Investment return and heavy gift-giving led to big increases in school assets last year.
By Les Christie, CNNMoney.com staff writer
January 22 2007: 11:33 AM EST
NEW YORK (CNNMoney.com) -- Harvard has a bigger endowment fund than any other school and Tufts' fund posted the biggest increase in 2006, according to a survey released Monday.
The average schools' endowment funds posted a 10.7 percent return on investment during the year, according to the survey of 765 schools by the National Association of College and University Business Officers (NACUBO). The S&P 500 gained 13.5 percent for the year.
Harvard's $28 billion endowment grew 13.5 percent last year, including both market returns and gifts.
The strong market doubly benefited endowment funds, according to NACUBO spokeswoman Jessica Shedd. Not only were equity returns higher but alumni and others were more generous with donations. Last year gifts accounted for about 20 percent of the increase in the size of the average endowment fund.
The majority of the average school's endowment (78 percent) was in equities and fixed-income securities.

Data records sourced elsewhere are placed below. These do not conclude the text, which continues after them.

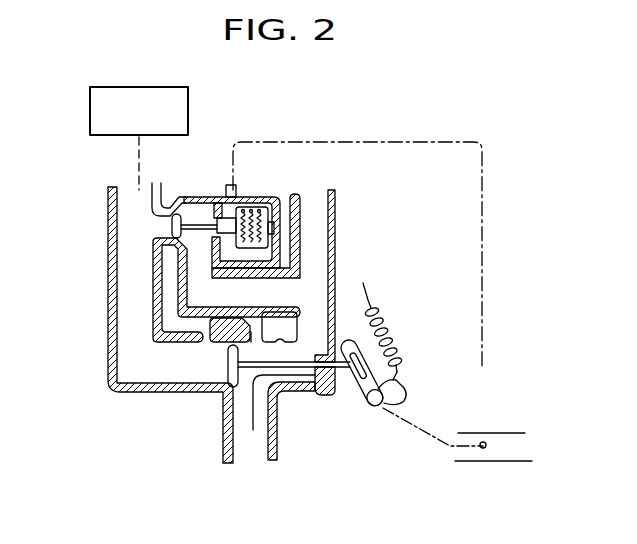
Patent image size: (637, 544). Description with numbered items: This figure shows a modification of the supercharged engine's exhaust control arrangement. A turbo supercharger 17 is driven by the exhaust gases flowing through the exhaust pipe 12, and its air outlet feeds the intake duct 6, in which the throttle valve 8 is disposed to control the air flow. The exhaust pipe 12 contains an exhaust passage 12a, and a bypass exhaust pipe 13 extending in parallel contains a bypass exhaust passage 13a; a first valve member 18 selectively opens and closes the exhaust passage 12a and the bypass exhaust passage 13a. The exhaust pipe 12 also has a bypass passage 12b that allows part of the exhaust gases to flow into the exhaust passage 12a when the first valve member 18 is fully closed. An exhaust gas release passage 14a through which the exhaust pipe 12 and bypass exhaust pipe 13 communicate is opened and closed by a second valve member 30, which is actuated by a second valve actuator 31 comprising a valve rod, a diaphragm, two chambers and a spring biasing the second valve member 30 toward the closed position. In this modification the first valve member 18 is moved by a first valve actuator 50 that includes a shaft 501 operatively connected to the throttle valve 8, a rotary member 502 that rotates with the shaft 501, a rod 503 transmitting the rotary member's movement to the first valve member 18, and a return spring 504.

The turbo supercharger 17 is at (188, 103).
The second valve member 30 is at (189, 205).
The second valve actuator 31 is at (283, 181).
The bypass exhaust pipe 13 is at (335, 207).
The bypass exhaust passage 13a is at (318, 238).
The exhaust pipe 12 is at (110, 245).
The exhaust passage 12a is at (130, 273).
The exhaust gas release passage 14a is at (200, 282).
The bypass passage 12b is at (207, 322).
The first valve member 18 is at (227, 377).
The link member 503 is at (313, 334).
The return spring 504 is at (390, 337).
The rotary member 502 is at (407, 402).
The shaft 501 is at (376, 412).
The first valve actuator 50 is at (353, 412).
The intake duct 6 is at (483, 442).
The throttle valve 8 is at (483, 448).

Some schools fattened their endowment funds far faster than any others. Of the 62 schools with billion-dollar-plus endowments, Tufts University, a private liberal arts school located outside Boston, increased its fund the most, by 43.8 percent to more than $1.2 billion.
Helping feed that growth was Loews Corp. CEO Jonathan Tisch, who donated $40 million to Tufts last year to fund a college of citizenship and public service.
Among the richest schools, Yale, at $18 billion, was a somewhat distant second to Harvard, but its fund expanded at a quicker pace, 18.4 percent.
The Ivies dominate the top of the list with five of the richest 11 schools. Princeton is fifth, Columbia seventh and Penn is 11th. Other top 10 schools included Stanford, which was third with $14.1 billion, Texas (fourth with $13.2 billion) and MIT (sixth with 8.4 billion).
None of the billion-dollar schools lost money; Baylor College of Medicine, at 5.1 percent, increased its endowment by the smallest rate.